Ignore anyone who tells you that there's a simple solution to this issue that you can perform from the AdSense control panel. That does not seem to be the case at all.

(I would also add, that this entire issue is somewhat bizzarre because if Google required visitor re-consent, they could very well ask for it themselves. The fact that this seems to require some form of webmaster input is in and of itself, very strange IMHO. )

Anyway.. I encourage anyone with this problem to hammer away on Google's help forums and make sure this problem is heard loudly and clearly.

If you're interested in "how" to re-obtain consent via the AdSense control panel to see this issue for yourself, the easiest way is to go to the GDPR settings and change any of the settings within the "Add Purposes for Your Own Use" settings. Once anything in that section is changed, you'll get a warning message popping up saying that this will require re-confirmation of all users -- do you want to continue? Say yes. And it will force re-confirmation for all your users.

Not that this will do anything. You'll still be stuck with the warning message.

londrum

1:38 pm on Sep 15, 2023 (gmt 0)

WebmasterWorld Senior Member 10+ Year Member Top Contributors Of The Month



@MoMa88
maybe an easier way would be to just turn off the GDPR banner completely (because it doesn't need to be switched on until january 2024), and then just put some php on your pages to check if the FCCDCF cookie exists, and then delete it. don't bother setting another one.
by the time january comes around most of them should be gone

MoMa88

2:41 pm on Sep 15, 2023 (gmt 0)



@londrum
You are absolutely right! I was so caught up in the problem, that I didn't realize that I could just delete the cookie without asking for consent again. That's done now. Thank you.
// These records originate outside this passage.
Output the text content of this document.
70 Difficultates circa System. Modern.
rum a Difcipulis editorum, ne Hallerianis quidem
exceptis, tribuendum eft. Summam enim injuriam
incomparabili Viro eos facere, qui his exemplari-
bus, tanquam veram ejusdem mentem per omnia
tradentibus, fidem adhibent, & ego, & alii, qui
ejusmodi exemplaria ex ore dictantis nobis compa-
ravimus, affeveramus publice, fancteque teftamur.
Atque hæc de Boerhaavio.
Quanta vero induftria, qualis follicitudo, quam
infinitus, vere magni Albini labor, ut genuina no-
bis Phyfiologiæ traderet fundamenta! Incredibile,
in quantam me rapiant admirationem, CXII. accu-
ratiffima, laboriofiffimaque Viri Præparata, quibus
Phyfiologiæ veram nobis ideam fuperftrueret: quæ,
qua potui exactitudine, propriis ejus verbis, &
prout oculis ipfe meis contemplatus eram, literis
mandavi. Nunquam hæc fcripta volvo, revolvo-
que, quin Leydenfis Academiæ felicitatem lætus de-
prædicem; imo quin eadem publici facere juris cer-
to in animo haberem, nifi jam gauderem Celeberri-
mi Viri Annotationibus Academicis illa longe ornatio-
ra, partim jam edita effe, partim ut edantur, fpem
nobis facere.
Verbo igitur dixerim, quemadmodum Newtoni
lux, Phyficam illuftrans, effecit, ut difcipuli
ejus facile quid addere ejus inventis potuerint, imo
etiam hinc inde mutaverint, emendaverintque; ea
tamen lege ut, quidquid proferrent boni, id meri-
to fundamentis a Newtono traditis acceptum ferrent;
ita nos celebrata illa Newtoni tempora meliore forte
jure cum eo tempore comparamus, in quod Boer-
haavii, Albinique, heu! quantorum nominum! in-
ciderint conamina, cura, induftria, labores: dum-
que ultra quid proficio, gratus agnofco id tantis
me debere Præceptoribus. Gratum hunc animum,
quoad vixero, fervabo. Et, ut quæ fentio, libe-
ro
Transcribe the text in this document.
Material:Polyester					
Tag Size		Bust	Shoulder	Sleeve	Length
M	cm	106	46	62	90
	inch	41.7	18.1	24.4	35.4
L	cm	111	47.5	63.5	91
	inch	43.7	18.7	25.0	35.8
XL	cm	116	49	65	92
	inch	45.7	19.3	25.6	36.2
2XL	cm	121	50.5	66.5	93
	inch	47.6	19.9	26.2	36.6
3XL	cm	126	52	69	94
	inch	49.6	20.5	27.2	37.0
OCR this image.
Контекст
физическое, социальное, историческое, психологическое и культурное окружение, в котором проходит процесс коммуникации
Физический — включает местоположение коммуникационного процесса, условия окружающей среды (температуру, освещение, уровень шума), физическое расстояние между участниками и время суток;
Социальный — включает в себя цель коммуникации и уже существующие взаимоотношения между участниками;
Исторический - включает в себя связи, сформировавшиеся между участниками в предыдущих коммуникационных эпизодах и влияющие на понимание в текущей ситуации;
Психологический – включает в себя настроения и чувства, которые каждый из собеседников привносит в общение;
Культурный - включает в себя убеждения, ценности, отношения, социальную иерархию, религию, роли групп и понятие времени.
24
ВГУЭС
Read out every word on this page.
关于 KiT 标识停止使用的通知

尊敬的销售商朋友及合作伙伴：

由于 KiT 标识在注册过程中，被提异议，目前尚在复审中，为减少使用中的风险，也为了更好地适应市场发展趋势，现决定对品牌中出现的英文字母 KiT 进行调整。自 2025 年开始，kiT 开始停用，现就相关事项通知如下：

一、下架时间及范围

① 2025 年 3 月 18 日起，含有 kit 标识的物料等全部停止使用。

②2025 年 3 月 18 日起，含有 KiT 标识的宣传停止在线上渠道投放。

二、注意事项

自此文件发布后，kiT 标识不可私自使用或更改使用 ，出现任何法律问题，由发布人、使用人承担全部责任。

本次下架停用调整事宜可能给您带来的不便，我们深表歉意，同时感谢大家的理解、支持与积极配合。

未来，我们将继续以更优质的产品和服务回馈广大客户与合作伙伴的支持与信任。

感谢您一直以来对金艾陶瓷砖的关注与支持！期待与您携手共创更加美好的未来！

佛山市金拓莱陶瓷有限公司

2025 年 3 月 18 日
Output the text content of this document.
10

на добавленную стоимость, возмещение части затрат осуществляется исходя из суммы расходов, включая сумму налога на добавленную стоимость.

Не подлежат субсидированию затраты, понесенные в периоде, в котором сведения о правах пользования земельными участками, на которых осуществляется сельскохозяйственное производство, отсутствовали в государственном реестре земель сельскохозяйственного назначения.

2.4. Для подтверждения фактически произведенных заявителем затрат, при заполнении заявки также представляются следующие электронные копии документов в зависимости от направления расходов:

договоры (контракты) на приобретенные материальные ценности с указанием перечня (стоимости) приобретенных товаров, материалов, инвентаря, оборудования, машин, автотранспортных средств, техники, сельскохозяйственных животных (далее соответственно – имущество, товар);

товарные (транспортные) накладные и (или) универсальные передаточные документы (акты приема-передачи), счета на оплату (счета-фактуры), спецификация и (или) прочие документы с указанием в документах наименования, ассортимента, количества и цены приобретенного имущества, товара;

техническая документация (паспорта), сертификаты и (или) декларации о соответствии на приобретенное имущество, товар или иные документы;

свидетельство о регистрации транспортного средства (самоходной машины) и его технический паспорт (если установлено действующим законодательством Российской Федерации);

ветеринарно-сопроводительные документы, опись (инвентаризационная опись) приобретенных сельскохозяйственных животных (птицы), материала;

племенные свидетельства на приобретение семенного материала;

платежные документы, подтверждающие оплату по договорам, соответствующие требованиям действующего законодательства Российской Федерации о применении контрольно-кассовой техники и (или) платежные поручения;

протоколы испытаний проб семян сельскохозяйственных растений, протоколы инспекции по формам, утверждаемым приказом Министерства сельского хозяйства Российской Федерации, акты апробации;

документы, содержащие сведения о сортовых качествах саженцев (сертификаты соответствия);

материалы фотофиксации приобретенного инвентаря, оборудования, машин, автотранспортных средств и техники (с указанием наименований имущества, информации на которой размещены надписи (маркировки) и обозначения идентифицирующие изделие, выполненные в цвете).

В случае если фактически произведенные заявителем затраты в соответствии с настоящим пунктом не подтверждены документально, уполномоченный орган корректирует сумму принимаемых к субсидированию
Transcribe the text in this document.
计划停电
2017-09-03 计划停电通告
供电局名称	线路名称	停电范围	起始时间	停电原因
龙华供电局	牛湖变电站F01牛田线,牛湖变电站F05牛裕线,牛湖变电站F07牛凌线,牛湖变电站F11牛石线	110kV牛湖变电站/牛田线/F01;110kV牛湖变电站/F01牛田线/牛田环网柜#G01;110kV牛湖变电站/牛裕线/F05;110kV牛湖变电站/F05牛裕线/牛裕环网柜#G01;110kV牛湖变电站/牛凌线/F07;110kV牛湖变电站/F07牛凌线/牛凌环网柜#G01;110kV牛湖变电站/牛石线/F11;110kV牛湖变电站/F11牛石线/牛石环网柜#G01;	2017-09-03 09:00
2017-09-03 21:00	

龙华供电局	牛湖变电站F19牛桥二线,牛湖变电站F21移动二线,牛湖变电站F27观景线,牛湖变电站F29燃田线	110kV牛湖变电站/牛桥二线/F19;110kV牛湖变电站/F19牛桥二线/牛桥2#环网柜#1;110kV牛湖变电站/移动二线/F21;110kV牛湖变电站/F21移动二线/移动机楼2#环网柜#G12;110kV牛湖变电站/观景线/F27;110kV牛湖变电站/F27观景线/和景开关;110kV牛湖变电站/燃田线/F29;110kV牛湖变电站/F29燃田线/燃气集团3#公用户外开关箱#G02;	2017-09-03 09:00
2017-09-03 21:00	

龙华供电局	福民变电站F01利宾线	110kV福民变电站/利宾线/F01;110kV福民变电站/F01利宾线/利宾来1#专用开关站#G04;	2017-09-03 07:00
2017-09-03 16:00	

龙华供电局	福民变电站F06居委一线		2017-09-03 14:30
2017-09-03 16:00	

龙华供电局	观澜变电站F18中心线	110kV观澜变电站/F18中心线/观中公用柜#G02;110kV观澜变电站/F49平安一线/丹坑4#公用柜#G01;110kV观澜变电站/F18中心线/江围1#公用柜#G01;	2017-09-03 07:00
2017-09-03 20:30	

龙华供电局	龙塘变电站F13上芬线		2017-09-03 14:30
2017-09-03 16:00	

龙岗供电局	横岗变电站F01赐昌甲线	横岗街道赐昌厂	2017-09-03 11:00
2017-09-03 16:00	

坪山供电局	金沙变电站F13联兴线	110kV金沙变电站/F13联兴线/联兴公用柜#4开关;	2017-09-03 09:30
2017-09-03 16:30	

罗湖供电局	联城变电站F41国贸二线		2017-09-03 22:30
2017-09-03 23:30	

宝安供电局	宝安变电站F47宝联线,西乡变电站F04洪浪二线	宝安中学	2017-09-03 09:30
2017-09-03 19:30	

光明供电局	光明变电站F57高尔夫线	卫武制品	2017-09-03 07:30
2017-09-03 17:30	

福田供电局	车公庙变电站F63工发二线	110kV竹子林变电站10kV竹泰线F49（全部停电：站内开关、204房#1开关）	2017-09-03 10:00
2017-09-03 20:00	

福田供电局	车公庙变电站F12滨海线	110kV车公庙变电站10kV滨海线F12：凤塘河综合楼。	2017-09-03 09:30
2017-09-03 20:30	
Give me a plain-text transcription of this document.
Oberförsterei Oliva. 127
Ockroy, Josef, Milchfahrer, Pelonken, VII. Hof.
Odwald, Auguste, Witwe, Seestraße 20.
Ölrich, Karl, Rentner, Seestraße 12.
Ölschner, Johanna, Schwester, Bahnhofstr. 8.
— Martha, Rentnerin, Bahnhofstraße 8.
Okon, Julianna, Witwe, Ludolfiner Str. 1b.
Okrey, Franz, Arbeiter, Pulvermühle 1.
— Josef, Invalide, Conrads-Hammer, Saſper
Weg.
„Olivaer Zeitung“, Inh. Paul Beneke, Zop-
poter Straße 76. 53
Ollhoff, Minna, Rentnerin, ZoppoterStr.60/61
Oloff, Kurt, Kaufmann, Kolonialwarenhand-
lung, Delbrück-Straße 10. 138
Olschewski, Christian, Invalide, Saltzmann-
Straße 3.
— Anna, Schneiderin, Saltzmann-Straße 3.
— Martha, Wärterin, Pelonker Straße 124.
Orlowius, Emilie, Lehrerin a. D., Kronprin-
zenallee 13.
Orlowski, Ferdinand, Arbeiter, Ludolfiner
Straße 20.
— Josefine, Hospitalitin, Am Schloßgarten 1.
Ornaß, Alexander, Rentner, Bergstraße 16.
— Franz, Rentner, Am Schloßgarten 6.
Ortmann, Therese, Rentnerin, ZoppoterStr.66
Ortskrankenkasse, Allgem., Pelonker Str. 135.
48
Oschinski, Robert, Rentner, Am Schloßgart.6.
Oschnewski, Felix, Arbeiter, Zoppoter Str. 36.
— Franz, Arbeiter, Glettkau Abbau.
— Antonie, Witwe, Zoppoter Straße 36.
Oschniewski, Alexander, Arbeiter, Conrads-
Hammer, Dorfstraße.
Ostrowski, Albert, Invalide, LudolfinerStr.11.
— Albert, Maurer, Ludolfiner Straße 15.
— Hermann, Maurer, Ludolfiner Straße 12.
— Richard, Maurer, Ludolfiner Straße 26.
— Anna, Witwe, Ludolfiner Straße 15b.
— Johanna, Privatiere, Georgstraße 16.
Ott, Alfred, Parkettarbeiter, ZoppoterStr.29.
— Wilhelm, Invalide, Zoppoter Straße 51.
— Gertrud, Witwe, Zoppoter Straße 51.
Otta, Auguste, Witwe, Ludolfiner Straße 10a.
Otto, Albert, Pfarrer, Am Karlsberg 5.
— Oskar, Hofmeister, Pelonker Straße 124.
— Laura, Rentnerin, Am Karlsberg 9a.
[edited by: MoMa88 at 2:49 pm (utc) on Sep 15, 2023]

MoMa88

2:44 pm on Sep 15, 2023 (gmt 0)



@Senechal

Thank you for your message. I agree that Google is shooting themselves in the foot. They could have done this way better. A billion-dollar TECH-company like Google should be able to make these things happen quite effortlessly.

sam78

8:34 pm on Sep 25, 2023 (gmt 0)

Top Contributors Of The Month



Adsense is definitely broken recently, not only GDPR and also Policies as well but this GDPR content warnings/errors drive me crazy. I contacted a couple of times with Adsense support. They mostly don't reply and once someone replied but I had a feeling he doesn't even know what Adsense is. And he escalated to the technical team etc.. etc...

The only thing I'm worried because of this EU&UK GDPR error I'm losing some money.